Némoville/Le mont Bernard

La bibliothèque libre.
Aller à la navigation Aller à la recherche
Beauregard (p. 126-128).

CHAPITRE XXV.


LE MONT BERNARD.


On était au dix mai. Jeanne, occupée sur la plage à préparer le déjeuner, ne ressemblait plus à la Jeanne que nous avons vue quelques jours auparavant, cachant son inquiétude pour ne pas alarmer son amie et essayant de paraître gaie, lorsqu’elle avait la mort dans l’âme. Jeanne, aujourd’hui, ne peut plus cacher son angoisse, car l’angoisse se lit sur ses traits tirés et dans sa pâleur extrême aussi bien que dans sa nervosité, qu’elle ne sait pas maîtriser. Gaétane vient la rejoindre ; elle aussi porte dans toute sa personne les marques des jours de secrète terreur qu’elle a vécus. Les deux amies semblent redouter de se regarder ; cependant elles échangent un cordial bonjour et se témoignent la même amitié.

Ce matin-là l’appétit fait défaut aussi ; on mange du bout des dents, souvent des regards inquiets se tournent à la dérobée vers la montagne Bernard.

Tout à coup, un ronflement sourd arrive jusqu’à l’oreille des deux femmes.

— « Je le savais », se dirent-elles, répondant à l’interrogation muette de leurs yeux. « Nous ne pouvons plus habiter la grotte, que faire ? »

— « Ce n’est pas un vain signe que nos albatros fuyant notre île, depuis quelques jours.

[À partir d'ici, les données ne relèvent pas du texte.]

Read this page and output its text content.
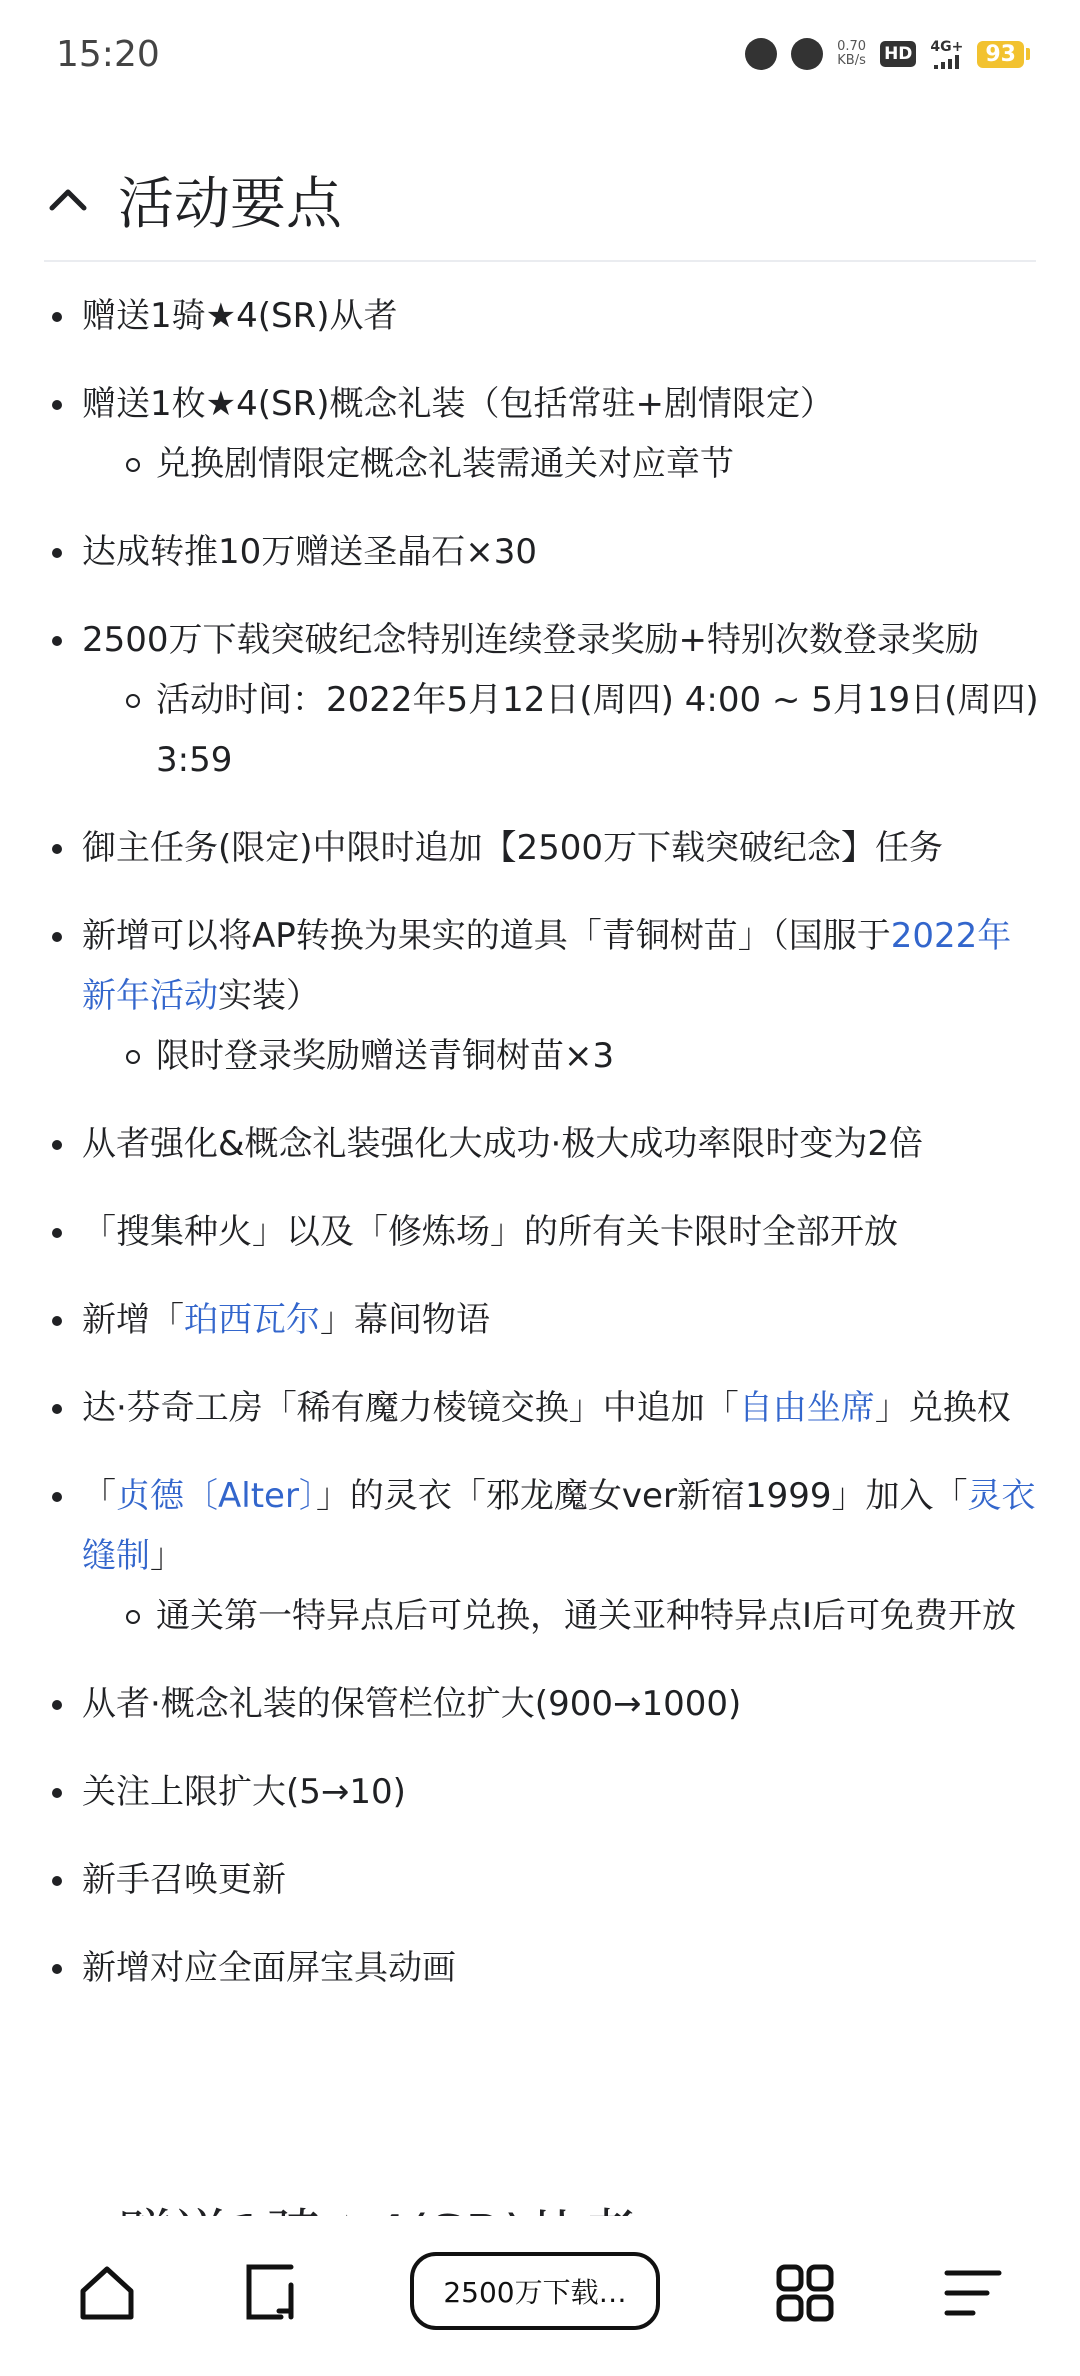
15:20	0.70
KB/s HD 4G+	93
活动要点
赠送1骑★4(SR)从者
赠送1枚★4(SR)概念礼装（包括常驻+剧情限定）
兑换剧情限定概念礼装需通关对应章节
达成转推10万赠送圣晶石×30
2500万下载突破纪念特别连续登录奖励+特别次数登录奖励
活动时间：2022年5月12日(周四) 4:00 ~ 5月19日(周四) 3:59
御主任务(限定)中限时追加【2500万下载突破纪念】任务
新增可以将AP转换为果实的道具「青铜树苗」（国服于2022年新年活动实装）
限时登录奖励赠送青铜树苗×3
从者强化&概念礼装强化大成功·极大成功率限时变为2倍
「搜集种火」以及「修炼场」的所有关卡限时全部开放
新增「珀西瓦尔」幕间物语
达·芬奇工房「稀有魔力棱镜交换」中追加「自由坐席」兑换权
「贞德〔Alter〕」的灵衣「邪龙魔女ver新宿1999」加入「灵衣缝制」
通关第一特异点后可兑换，通关亚种特异点Ⅰ后可免费开放
从者·概念礼装的保管栏位扩大(900→1000)
关注上限扩大(5→10)
新手召唤更新
新增对应全面屏宝具动画
2500万下载…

Le volcan est en ébullition, reprit Gaétane, qu’allons-nous faire ? »

— « Nous transporterons quelques effets au Roc de la Délivance et nous nous y établirons pour la nuit, afin de n’être pas surprises durant le sommeil par une irruption de la montagne Bernard. »

— « Vous avez raison, je crois, répondit Gaétane, il semble se préparer de nouveaux malheurs pour nous. »

Elles firent comme elles avaient dit, et elles firent fort bien, car la nuit suivante, alors qu’elles dormaient enveloppées de leurs couvertures, sur le rocher désert, elles furent éveillées par le bruit du volcan, qui était dans toute sa furie ; les laves bouillonnantes débordaient jusque sur la plage et une flamme gigantesque montait vers le ciel, qu’elle illuminait comme un grand feu d’artifice. Le spectacle était magnifique et terrible. Cela dura toute la nuit. Le lendemain tout rentra dans son aspect ordinaire, mais deux jours plus tard, il se produisit un affreux tremblement de terre, l’île entière fut secouée et sembla chanceler comme prête à s’effondrer dans l’Océan.